Gartner predicts that by 2024, modern privacy regulation will blanket the majority of consumer data but less than 10% of organizations will have successfully made privacy a competitive advantage. He noted that, as the pandemic accelerated privacy concerns, organizations have a clear opportunity to strengthen business by leveraging their privacy advancements.

“Just as a general statistic to exemplify the growth of this trend, the percentage of the world’s population with access to several fundamental privacy rights exceeds that with access to clean drinking water,” he said.

He said that avoiding fines, breaches and reputation are the most significant benefits conferred to organizations implementing privacy programs; but additionally, enterprises are recognizing that privacy programs are enabling companies to differentiate themselves from competitors and build trust and confidence with customers, business partners, investors, regulators and the public.

“With more countries introducing more modern privacy laws in the same vein as the European Union’s General Data Protection Regulation, we have crossed a threshold where the European baseline for handling personal information is the de facto global standard,” said Porter.
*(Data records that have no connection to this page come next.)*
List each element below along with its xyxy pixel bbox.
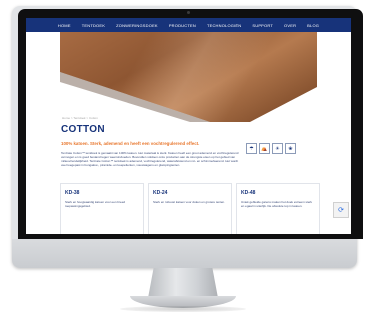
- hero-white-cut: [60, 72, 317, 122]
- imac-stand: [148, 268, 218, 298]
- tent-icon: ⛺: [259, 143, 270, 154]
- screen: HOME TENTDOEK ZONWERINGSDOEK PRODUCTEN T…: [26, 18, 351, 234]
- nav-item-blog[interactable]: BLOG: [307, 23, 319, 28]
- nav-item-zonweringsdoek[interactable]: ZONWERINGSDOEK: [116, 23, 158, 28]
- product-card-kd-48[interactable]: KD-48 Uniek gebleide garens maken het do…: [236, 183, 320, 234]
- nav-item-support[interactable]: SUPPORT: [252, 23, 273, 28]
- card-title: KD-38: [65, 190, 80, 196]
- sun-icon: ☀: [272, 143, 283, 154]
- main-navigation: HOME TENTDOEK ZONWERINGSDOEK PRODUCTEN T…: [26, 18, 351, 32]
- imac-chin: [12, 239, 357, 268]
- stand-shadow: [120, 306, 246, 312]
- page-description: TenCate Cotton™ tentdoek is gemaakt van …: [61, 151, 239, 168]
- recaptcha-badge-icon[interactable]: ⟳: [333, 202, 349, 218]
- nav-item-home[interactable]: HOME: [58, 23, 71, 28]
- nav-item-over[interactable]: OVER: [284, 23, 296, 28]
- leaf-icon: ❀: [285, 143, 296, 154]
- camera-icon: [187, 11, 190, 14]
- nav-item-producten[interactable]: PRODUCTEN: [169, 23, 196, 28]
- product-cards: KD-38 Sterk en hoogwaardig katoen voor e…: [60, 183, 320, 234]
- feature-icons: ☂ ⛺ ☀ ❀: [246, 143, 296, 154]
- card-text: Uniek gebleide garens maken het doek ext…: [241, 200, 313, 208]
- nav-item-tentdoek[interactable]: TENTDOEK: [82, 23, 105, 28]
- card-text: Sterk en robuust katoen voor doken en gr…: [153, 200, 226, 204]
- hero-fabric-image: [60, 32, 317, 122]
- card-text: Sterk en hoogwaardig katoen voor een bre…: [65, 200, 126, 208]
- product-card-kd-38[interactable]: KD-38 Sterk en hoogwaardig katoen voor e…: [60, 183, 144, 234]
- nav-item-technologien[interactable]: TECHNOLOGIËN: [207, 23, 241, 28]
- breadcrumb[interactable]: Home > Tentdoek > Cotton: [62, 116, 98, 120]
- page-title: COTTON: [61, 124, 105, 135]
- card-title: KD-48: [241, 190, 256, 196]
- product-card-kd-24[interactable]: KD-24 Sterk en robuust katoen voor doken…: [148, 183, 232, 234]
- rain-icon: ☂: [246, 143, 257, 154]
- card-title: KD-24: [153, 190, 168, 196]
- page-subtitle: 100% katoen. Sterk, ademend en heeft een…: [61, 141, 200, 146]
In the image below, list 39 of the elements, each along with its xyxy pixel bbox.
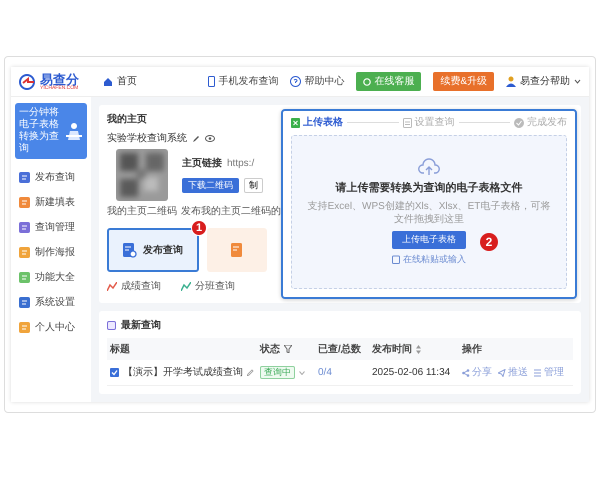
upload-hint: 支持Excel、WPS创建的Xls、Xlsx、ET电子表格，可将文件拖拽到这里 [306, 200, 552, 226]
column-header[interactable]: 操作 [459, 338, 573, 360]
sidebar-item[interactable]: 发布查询 [15, 165, 87, 190]
banner-text: 一分钟将电子表格转换为查询 [19, 107, 60, 155]
download-button[interactable]: 下载二维码 [182, 178, 239, 194]
upload-title: 请上传需要转换为查询的电子表格文件 [336, 181, 522, 196]
sidebar-item[interactable]: 功能大全 [15, 265, 87, 290]
step-number: 2 [480, 233, 498, 252]
promo-banner[interactable]: 一分钟将电子表格转换为查询 [15, 103, 87, 159]
breadcrumb-link[interactable]: 首页 [117, 75, 137, 88]
sidebar-item[interactable]: 个人中心 [15, 315, 87, 340]
column-header[interactable]: 状态 [257, 338, 315, 360]
table-cell: 2025-02-06 11:34 [372, 366, 450, 379]
qr-caption: 我的主页二维码 [107, 205, 177, 218]
site-name: 实验学校查询系统 [107, 132, 187, 145]
step-number: 1 [191, 220, 207, 236]
step-tab[interactable]: 上传表格 [291, 116, 343, 129]
query-title[interactable]: 【演示】开学考试成绩查询 [123, 366, 243, 379]
column-header[interactable]: 已查/总数 [315, 338, 369, 360]
link-url: https:/ [227, 156, 254, 170]
user-menu[interactable]: 易查分帮助 [520, 75, 570, 88]
logo-text: 易查分 [40, 72, 79, 86]
sidebar-item[interactable]: 系统设置 [15, 290, 87, 315]
sidebar-item[interactable]: 查询管理 [15, 215, 87, 240]
quick-link[interactable]: 分班查询 [181, 280, 235, 293]
header-link[interactable]: 帮助中心 [290, 75, 344, 88]
column-header[interactable]: 发布时间 [369, 338, 459, 360]
sidebar-item[interactable]: 制作海报 [15, 240, 87, 265]
upload-button[interactable]: 上传电子表格 [392, 231, 466, 250]
drop-zone[interactable]: 请上传需要转换为查询的电子表格文件 支持Excel、WPS创建的Xls、Xlsx、ET电子表格，可将文件拖拽到这里 上传电子表格 2 在线粘贴或输入 [291, 135, 567, 289]
section-title: 我的主页 [107, 113, 148, 126]
make-button[interactable]: 制 [244, 178, 263, 194]
header-link[interactable]: 手机发布查询 [208, 75, 278, 88]
column-header[interactable]: 标题 [107, 338, 257, 360]
section-title: 最新查询 [121, 319, 161, 332]
link-label: 主页链接 [182, 156, 222, 170]
sidebar-item[interactable]: 新建填表 [15, 190, 87, 215]
publish-caption: 发布我的主页二维码的 [181, 205, 281, 218]
quick-link[interactable]: 成绩查询 [107, 280, 161, 293]
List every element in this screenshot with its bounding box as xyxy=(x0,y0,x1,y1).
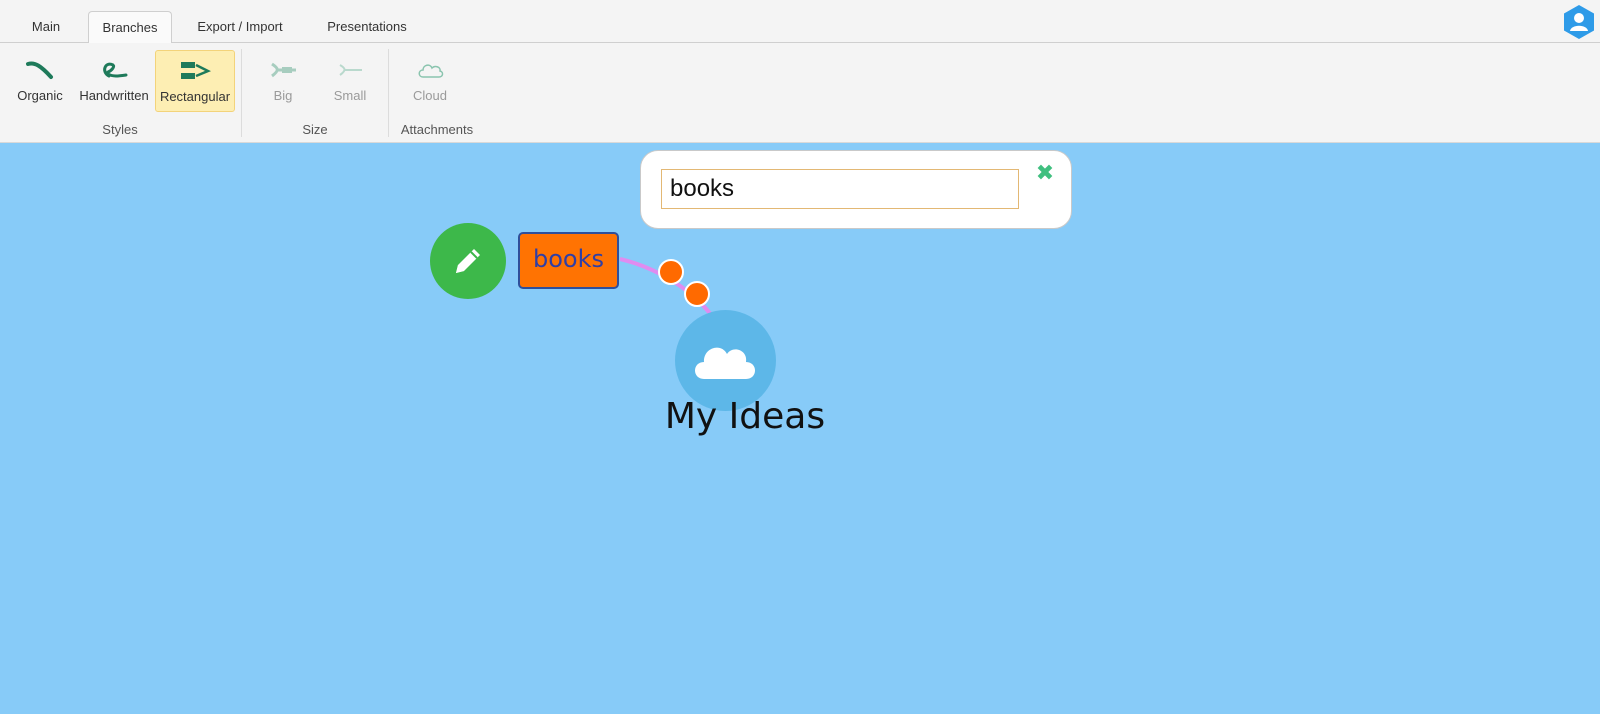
cloud-icon xyxy=(695,347,755,379)
tab-branches[interactable]: Branches xyxy=(88,11,172,44)
big-size-button[interactable]: Big xyxy=(258,50,308,112)
tab-bar: Main Branches Export / Import Presentati… xyxy=(0,0,1600,44)
ribbon-toolbar: Organic Handwritten Rectangular Big Smal… xyxy=(0,43,1600,143)
cloud-outline-icon xyxy=(404,58,456,82)
small-size-button[interactable]: Small xyxy=(324,50,376,112)
group-divider xyxy=(241,49,242,137)
cloud-label: Cloud xyxy=(413,88,447,103)
node-edit-popup: ✖ xyxy=(640,150,1072,229)
rectangular-label: Rectangular xyxy=(159,89,231,104)
organic-style-button[interactable]: Organic xyxy=(10,50,70,112)
node-text-input[interactable] xyxy=(661,169,1019,209)
rectangular-branch-icon xyxy=(156,59,234,83)
styles-group-label: Styles xyxy=(102,122,138,137)
small-label: Small xyxy=(333,88,367,103)
small-branch-icon xyxy=(324,58,376,82)
connector-drag-handle[interactable] xyxy=(684,281,710,307)
cloud-attachment-button[interactable]: Cloud xyxy=(404,50,456,112)
group-divider xyxy=(388,49,389,137)
tab-main[interactable]: Main xyxy=(18,11,74,43)
attachments-group-label: Attachments xyxy=(400,122,474,137)
rectangular-style-button[interactable]: Rectangular xyxy=(155,50,235,112)
big-branch-icon xyxy=(258,58,308,82)
organic-branch-icon xyxy=(10,58,70,82)
tab-export-import[interactable]: Export / Import xyxy=(180,11,300,43)
close-icon[interactable]: ✖ xyxy=(1035,162,1055,184)
connector-drag-handle[interactable] xyxy=(658,259,684,285)
handwritten-label: Handwritten xyxy=(79,88,149,103)
child-node-books[interactable]: books xyxy=(518,232,619,289)
handwritten-branch-icon xyxy=(74,58,154,82)
handwritten-style-button[interactable]: Handwritten xyxy=(74,50,154,112)
pencil-icon xyxy=(456,249,480,273)
organic-label: Organic xyxy=(17,88,63,103)
root-node-label[interactable]: My Ideas xyxy=(630,396,860,437)
size-group-label: Size xyxy=(302,122,328,137)
edit-node-button[interactable] xyxy=(430,223,506,299)
big-label: Big xyxy=(273,88,293,103)
user-avatar-icon[interactable] xyxy=(1562,4,1596,40)
tab-presentations[interactable]: Presentations xyxy=(310,11,424,43)
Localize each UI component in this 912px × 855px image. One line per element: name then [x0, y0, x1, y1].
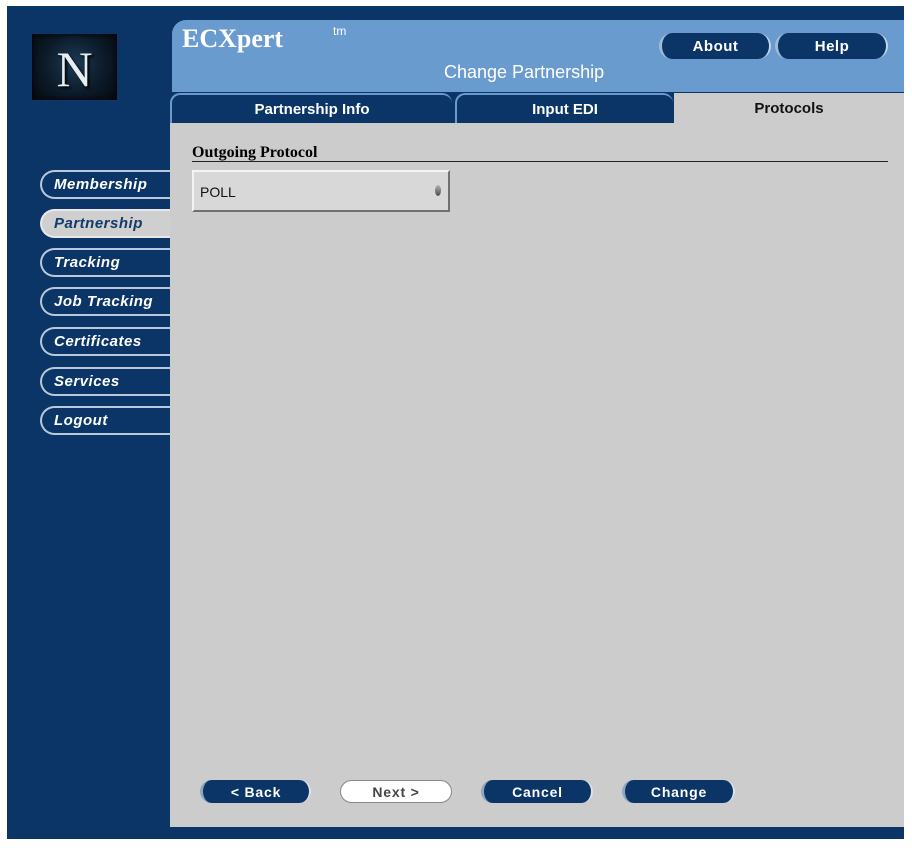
page-title: Change Partnership — [444, 62, 605, 82]
sidebar-item-job-tracking[interactable]: Job Tracking — [40, 287, 171, 316]
section-title: Outgoing Protocol — [192, 144, 318, 161]
header-bar: ECXpert tm Change Partnership About Help — [172, 20, 904, 92]
section-divider — [192, 161, 888, 162]
sidebar-item-tracking[interactable]: Tracking — [40, 248, 171, 277]
content-panel: Outgoing Protocol POLL — [170, 123, 904, 827]
tab-protocols[interactable]: Protocols — [674, 93, 904, 123]
cancel-button[interactable]: Cancel — [481, 780, 593, 803]
outgoing-protocol-select[interactable]: POLL — [192, 170, 450, 212]
netscape-logo: N — [32, 34, 117, 100]
sidebar-item-certificates[interactable]: Certificates — [40, 327, 171, 356]
next-button[interactable]: Next > — [340, 780, 452, 803]
sidebar-item-partnership[interactable]: Partnership — [40, 209, 171, 238]
change-button[interactable]: Change — [622, 780, 735, 803]
back-button[interactable]: < Back — [200, 780, 311, 803]
tab-input-edi[interactable]: Input EDI — [455, 93, 673, 123]
trademark-mark: tm — [333, 24, 347, 38]
tab-partnership-info[interactable]: Partnership Info — [170, 93, 452, 123]
sidebar-item-logout[interactable]: Logout — [40, 406, 171, 435]
select-arrow-icon — [435, 185, 441, 196]
select-value: POLL — [200, 184, 236, 200]
sidebar-item-membership[interactable]: Membership — [40, 170, 171, 199]
about-button[interactable]: About — [659, 33, 771, 59]
app-title: ECXpert — [182, 24, 284, 53]
help-button[interactable]: Help — [775, 33, 888, 59]
logo-letter: N — [56, 41, 93, 97]
sidebar-item-services[interactable]: Services — [40, 367, 171, 396]
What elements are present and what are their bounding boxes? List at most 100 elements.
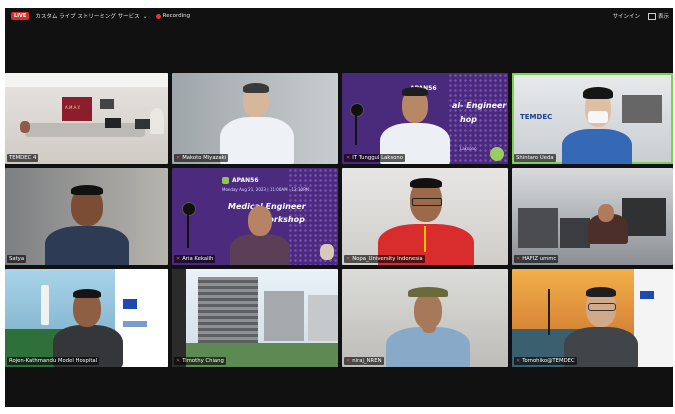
recording-label: Recording [162,13,191,19]
person-body [386,327,470,367]
wall-monitor [100,99,114,109]
person-hair [71,185,103,195]
temdec-logo: TEMDEC [520,113,553,121]
stream-service-title[interactable]: カスタム ライブ ストリーミング サービス [35,12,139,20]
video-tile-hafiz-ummc[interactable]: ✕ HAFIZ ummc [512,168,673,265]
person-body [220,117,294,164]
video-tile-temdec-4[interactable]: A.M.A.Y. TEMDEC 4 [5,73,168,164]
muted-mic-icon: ✕ [516,358,521,364]
record-dot-icon [155,13,161,19]
laptop [105,118,121,128]
video-grid: A.M.A.Y. TEMDEC 4 ✕Makoto Miyazaki APAN5… [5,73,673,373]
view-button[interactable]: 表示 [658,12,669,20]
participant-name: ✕ Nopa_University Indonesia [344,255,425,263]
chevron-down-icon[interactable]: ⌄ [143,13,148,20]
video-tile-makoto-miyazaki[interactable]: ✕ Makoto Miyazaki [172,73,338,164]
slide-title: al- Engineer [452,101,507,110]
recording-indicator: Recording [155,13,191,19]
lanyard [424,226,426,252]
participant-name: ✕ Aria Kekalih [174,255,216,263]
participant-name: ✕ IT Tunggul Laksono [344,154,405,162]
building [308,295,338,341]
video-tile-shintaro-ueda[interactable]: TEMDEC Shintaro Ueda [512,73,673,164]
black-bar [172,269,186,367]
video-tile-niraj-nren[interactable]: ✕ niraj_NREN [342,269,508,367]
webcam-stand [187,214,189,248]
sponsor-logo [640,291,654,299]
webcam-icon [182,202,196,216]
video-tile-tomohiko-temdec[interactable]: ✕ Tomohiko@TEMDEC [512,269,673,367]
slide-title: hop [460,115,477,124]
lab-equipment [518,208,558,248]
person-hair [410,178,442,188]
background-equipment [622,95,662,123]
fishing-pole [548,289,550,335]
person-body [230,234,290,265]
signin-button[interactable]: サインイン [612,12,640,20]
logo-badge [490,147,504,161]
participant-name: Satya [7,255,27,263]
hand [422,319,436,333]
glasses-icon [412,198,442,206]
participant-name: ✕ Tomohiko@TEMDEC [514,357,577,365]
cap [408,287,448,297]
video-tile-it-tunggul-laksono[interactable]: APAN56 al- Engineer hop Laksono ✕IT Tung… [342,73,508,164]
participant-name: Rojen-Kathmandu Model Hospital [7,357,100,365]
top-right-controls: サインイン 表示 [612,12,669,20]
muted-mic-icon: ✕ [346,358,351,364]
participant-name: ✕ Timothy Chiang [174,357,226,365]
attendee [150,108,164,134]
glasses-icon [588,303,616,311]
person-body [45,226,129,265]
video-tile-satya[interactable]: Satya [5,168,168,265]
lighthouse [41,285,49,325]
person-hair [402,87,428,96]
participant-name: ✕ niraj_NREN [344,357,384,365]
sponsor-logo [123,299,137,309]
participant-name: ✕ Makoto Miyazaki [174,154,229,162]
video-tile-aria-kekalih[interactable]: APAN56 Monday Aug 21, 2023 | 11:00AM - 1… [172,168,338,265]
unima-logo: A.M.A.Y. [65,105,81,110]
headphones-icon [583,87,613,99]
person-hair [586,287,616,297]
muted-mic-icon: ✕ [176,358,181,364]
webcam-icon [350,103,364,117]
top-bar: LIVE カスタム ライブ ストリーミング サービス ⌄ Recording サ… [5,8,673,24]
muted-mic-icon: ✕ [346,155,351,161]
live-badge: LIVE [11,12,30,20]
background-monitor [622,198,666,236]
sponsor-logo [123,321,147,327]
face-mask [588,111,608,123]
person-body [562,129,632,164]
muted-mic-icon: ✕ [176,256,181,262]
logo-banner: A.M.A.Y. [62,97,92,121]
person-head [598,204,614,222]
person-hair [73,289,101,298]
apan-logo-icon [222,177,229,184]
participant-name: Shintaro Ueda [514,154,556,162]
video-tile-timothy-chiang[interactable]: ✕ Timothy Chiang [172,269,338,367]
zoom-window: LIVE カスタム ライブ ストリーミング サービス ⌄ Recording サ… [5,8,673,407]
session-date: Monday Aug 21, 2023 | 11:00AM - 12:30PM [222,187,309,192]
person-hair [243,83,269,93]
attendee [20,121,30,133]
person-head [248,206,272,236]
presenter-label: Laksono [460,146,477,151]
lab-equipment [560,218,590,248]
grid-view-icon[interactable] [647,12,656,20]
muted-mic-icon: ✕ [516,256,521,262]
muted-mic-icon: ✕ [176,155,181,161]
building [264,291,304,341]
conference-table [25,123,145,137]
laptop [135,119,151,129]
small-inset-person [320,244,334,260]
sponsor-panel [634,269,673,367]
webcam-stand [355,115,357,145]
muted-mic-icon: ✕ [346,256,351,262]
ceiling [5,73,168,87]
video-tile-nopa-university-indonesia[interactable]: ✕ Nopa_University Indonesia [342,168,508,265]
participant-name: TEMDEC 4 [7,154,39,162]
participant-name: ✕ HAFIZ ummc [514,255,559,263]
apan-label: APAN56 [232,177,259,184]
video-tile-rojen-kathmandu-model-hospital[interactable]: Rojen-Kathmandu Model Hospital [5,269,168,367]
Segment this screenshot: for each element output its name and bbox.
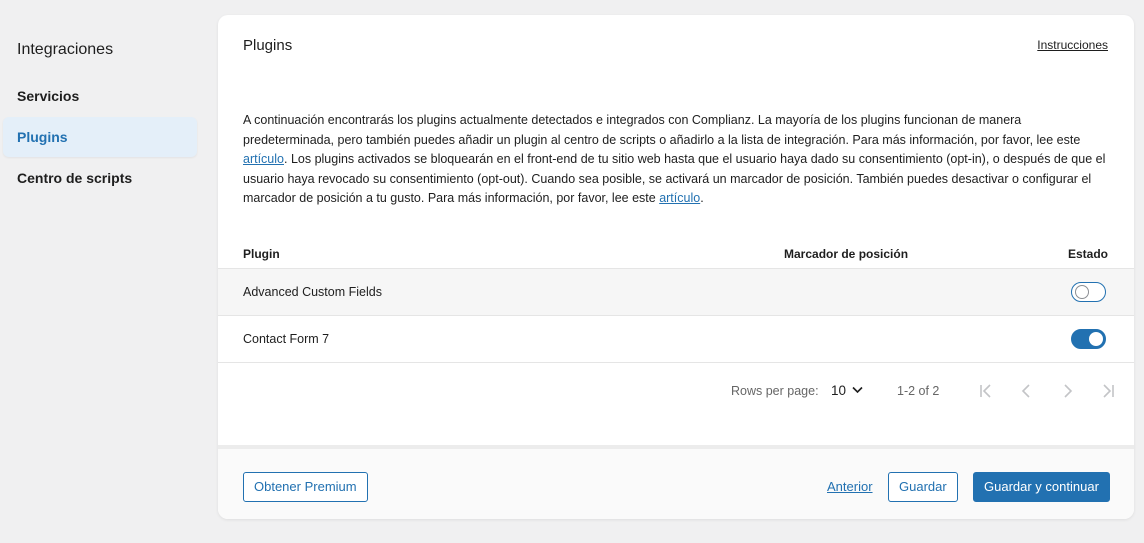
description-text-3: . (700, 191, 704, 206)
last-page-icon[interactable] (1095, 380, 1119, 402)
rows-per-page-select[interactable]: 10 (831, 383, 863, 398)
sidebar: Integraciones Servicios Plugins Centro d… (0, 0, 205, 543)
sidebar-title: Integraciones (17, 41, 114, 58)
column-header-placeholder[interactable]: Marcador de posición (784, 247, 908, 261)
plugin-name: Contact Form 7 (243, 332, 330, 346)
first-page-icon[interactable] (975, 380, 999, 402)
article-link-2[interactable]: artículo (659, 191, 700, 205)
card-title: Plugins (243, 37, 293, 54)
column-header-plugin[interactable]: Plugin (243, 247, 280, 261)
sidebar-item-centro-de-scripts[interactable]: Centro de scripts (3, 158, 197, 198)
chevron-down-icon (852, 385, 863, 397)
toggle-knob (1075, 285, 1089, 299)
sidebar-item-servicios[interactable]: Servicios (3, 76, 197, 116)
rows-per-page-label: Rows per page: (731, 384, 819, 398)
description-text-1: A continuación encontrarás los plugins a… (243, 113, 1081, 147)
pagination-range: 1-2 of 2 (897, 384, 940, 398)
save-and-continue-button[interactable]: Guardar y continuar (973, 472, 1110, 502)
previous-page-icon[interactable] (1015, 380, 1039, 402)
sidebar-item-plugins[interactable]: Plugins (3, 117, 197, 157)
next-page-icon[interactable] (1055, 380, 1079, 402)
toggle-knob (1089, 332, 1103, 346)
plugins-card: Plugins Instrucciones A continuación enc… (218, 15, 1134, 519)
plugin-status-toggle[interactable] (1071, 282, 1106, 302)
save-button[interactable]: Guardar (888, 472, 958, 502)
table-header: Plugin Marcador de posición Estado (218, 239, 1134, 269)
plugin-status-toggle[interactable] (1071, 329, 1106, 349)
column-header-status[interactable]: Estado (1068, 247, 1108, 261)
description: A continuación encontrarás los plugins a… (243, 111, 1109, 209)
card-footer: Obtener Premium Anterior Guardar Guardar… (218, 445, 1134, 519)
article-link-1[interactable]: artículo (243, 152, 284, 166)
table-row: Advanced Custom Fields (218, 269, 1134, 316)
instructions-link[interactable]: Instrucciones (1037, 38, 1108, 52)
rows-per-page-value: 10 (831, 383, 847, 398)
previous-link[interactable]: Anterior (827, 472, 873, 502)
get-premium-button[interactable]: Obtener Premium (243, 472, 368, 502)
plugin-name: Advanced Custom Fields (243, 285, 382, 299)
table-row: Contact Form 7 (218, 316, 1134, 363)
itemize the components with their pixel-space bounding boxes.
He counseled security and risk management leaders to enforce a comprehensive privacy standard in line with the General Data Protection Regulation. Doing so, he said, will be a differentiator for companies in an increasingly competitive market.

“It’s a business opportunity. This is kind of the new ‘go green’ or ‘cruelty free’ or ‘organic.’ All of these labels tell you about the value proposition of the company, so why not use privacy as a competitive advantage?” he said, pointing out that Apple has marketed privacy strongly, and by some reports has grown 44% in some markets from that privacy campaign.
Other predictions include more large enterprises with zero trust

Among Gartner’s predictions for this year and next are:By 2025, 50% of leaders will have tried unsuccessfully to use cyber risk quantification to drive enterprise decision making.
By 2026, 10% of large enterprises will have a comprehensive, mature and measurable zero-trust program in place, up from less than 1% today.
Through 2026, more than 60% of threat detection investigation and response capabilities will leverage exposure management data to validate, prioritize and detect threats.
By 2026, 70% of boards will include one member with cybersecurity expertise.
By 2027, 50% of large enterprise CISOs will have adopted human-centric security practices to minimize cyber induced friction and maximize adoption of controls.
By 2027, 75% of employees will acquire, modify or create tech outside of IT’s visibility, up from 41% today.

Evolve to meet threats, but do it quickly

A key takeaway from Gartner’s overview was that organizations need to patch the tire while riding the bike. “If you have not done so, you need to adapt,” said Porter, adding that most company boards will see cyber risk as a top business risk to manage. “… We estimate that technology work will shift to a decentralized model in a big way in the next four to five years,” he said.

Porter also said that there has been a sea change when it comes to how CISO’s are perceived by the C-suite and boards: Three years ago, CISOs were struggling to have a seat within the C-suite about risks and threats. “We have seen that scenario change drastically,” said Porter.

Gartner’s presentation included an apt quote from self-development guru Brian Tracy, “…in a time of rapid change, standing still is the most dangerous course of action.”